Two federal courts say partial-birth abortion ban is unconstitutional
Published: 2006-02-01
WASHINGTON (CNS) -- Two U.S. appellate courts overturned the federal ban on partial-birth abortions in separate rulings Jan. 31. Circuit courts in California and New York became the second and third federal appeals courts to find the 2003 law unconstitutional. Last summer the 8th U.S. Circuit Court of Appeals also ruled the 2003 law unconstitutional. The Supreme Court was already considering whether to accept an appeal of that ruling. In San Francisco, the 9th Circuit panel's 3-0 ruling noted that the judges considered the law in light of the Supreme Court's January ruling in Ayotte v. Planned Parenthood.

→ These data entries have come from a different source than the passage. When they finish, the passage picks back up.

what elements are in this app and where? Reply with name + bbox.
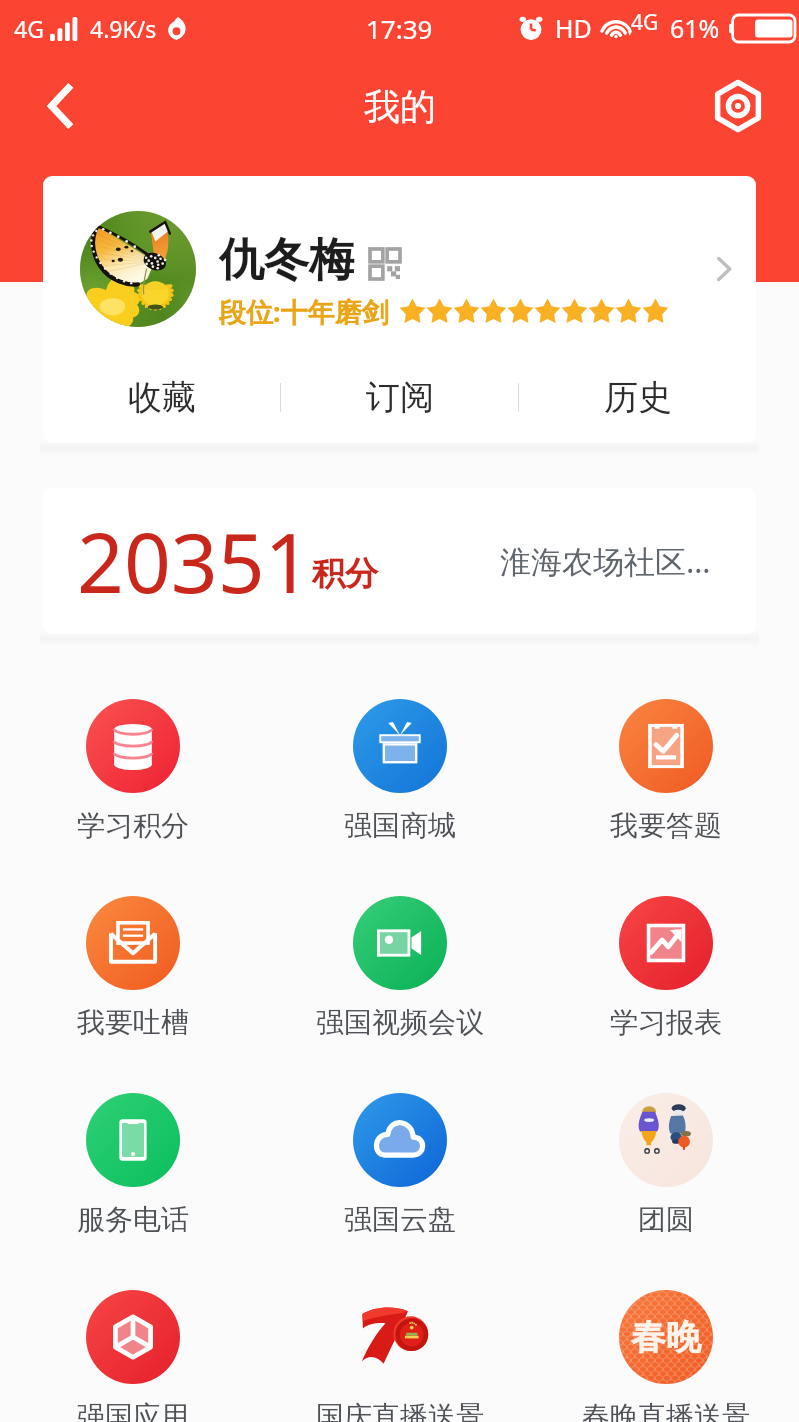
button[interactable]: 仇冬梅 [43, 176, 756, 362]
staticText: 学习积分 [77, 808, 189, 843]
staticText: 我的 [364, 84, 436, 129]
staticText: 我要吐槽 [77, 1005, 189, 1040]
staticText: 61% [670, 11, 720, 45]
staticText: 强国视频会议 [316, 1005, 484, 1040]
staticText: 春晚直播送景 [582, 1399, 750, 1422]
button[interactable]: 历史 [519, 357, 756, 438]
staticText: 收藏 [128, 376, 196, 419]
button[interactable]: 强国商城 [267, 685, 533, 843]
button[interactable]: 国庆直播送景 [267, 1276, 533, 1422]
staticText: 团圆 [638, 1202, 694, 1237]
button[interactable]: 强国云盘 [267, 1079, 533, 1237]
button[interactable]: My QR code [370, 249, 400, 279]
staticText: 淮海农场社区… [500, 540, 711, 582]
staticText: 强国应用 [77, 1399, 189, 1422]
button[interactable]: 我要吐槽 [0, 882, 266, 1040]
staticText: 4G [14, 13, 44, 44]
button[interactable]: 订阅 [281, 357, 518, 438]
staticText: 春晚 [631, 1315, 701, 1359]
staticText: 段位:十年磨剑 [219, 293, 389, 330]
button[interactable]: 收藏 [43, 357, 280, 438]
staticText: 服务电话 [77, 1202, 189, 1237]
button[interactable]: Settings [708, 76, 768, 136]
staticText: 仇冬梅 [219, 232, 354, 289]
button[interactable]: Back [32, 76, 92, 136]
staticText: 积分 [312, 553, 378, 595]
button[interactable]: 学习积分 [0, 685, 266, 843]
staticText: HD [555, 11, 592, 45]
button[interactable]: 我要答题 [533, 685, 799, 843]
button[interactable]: 春晚 [533, 1276, 799, 1422]
button[interactable]: 20351 [43, 488, 756, 634]
button[interactable]: 服务电话 [0, 1079, 266, 1237]
button[interactable]: 团圆 [533, 1079, 799, 1237]
staticText: 强国商城 [344, 808, 456, 843]
staticText: 4.9K/s [90, 13, 157, 44]
staticText: 17:39 [366, 11, 433, 46]
button[interactable]: 学习报表 [533, 882, 799, 1040]
button[interactable]: 强国应用 [0, 1276, 266, 1422]
staticText: 历史 [604, 376, 672, 419]
button[interactable]: 强国视频会议 [267, 882, 533, 1040]
staticText: 国庆直播送景 [316, 1399, 484, 1422]
staticText: 20351 [77, 505, 312, 617]
staticText: 强国云盘 [344, 1202, 456, 1237]
staticText: 我要答题 [610, 808, 722, 843]
staticText: 订阅 [366, 376, 434, 419]
staticText: 学习报表 [610, 1005, 722, 1040]
staticText: 4G [631, 8, 659, 37]
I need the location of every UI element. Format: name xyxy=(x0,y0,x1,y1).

In the 9th Circuit ruling, the three-judge panel said the federal partial-birth abortion ban was unconstitutional because it lacks a health exception; imposes "an undue burden on women's ability to have pre-viability abortions"; and is too vague, "depriving physicians of fair notice of what it prohibits and encouraging arbitrary enforcement." In its 2-1 ruling, the panel of the 2nd Circuit upheld the New York District Court that found the federal law unconstitutional because it does not provide an exception for when the pregnant woman's health is in danger. The ruling put off a decision about whether to impose an injunction on the law's application until after the court receives further information in the form of briefs from the two sides in the legal challenge.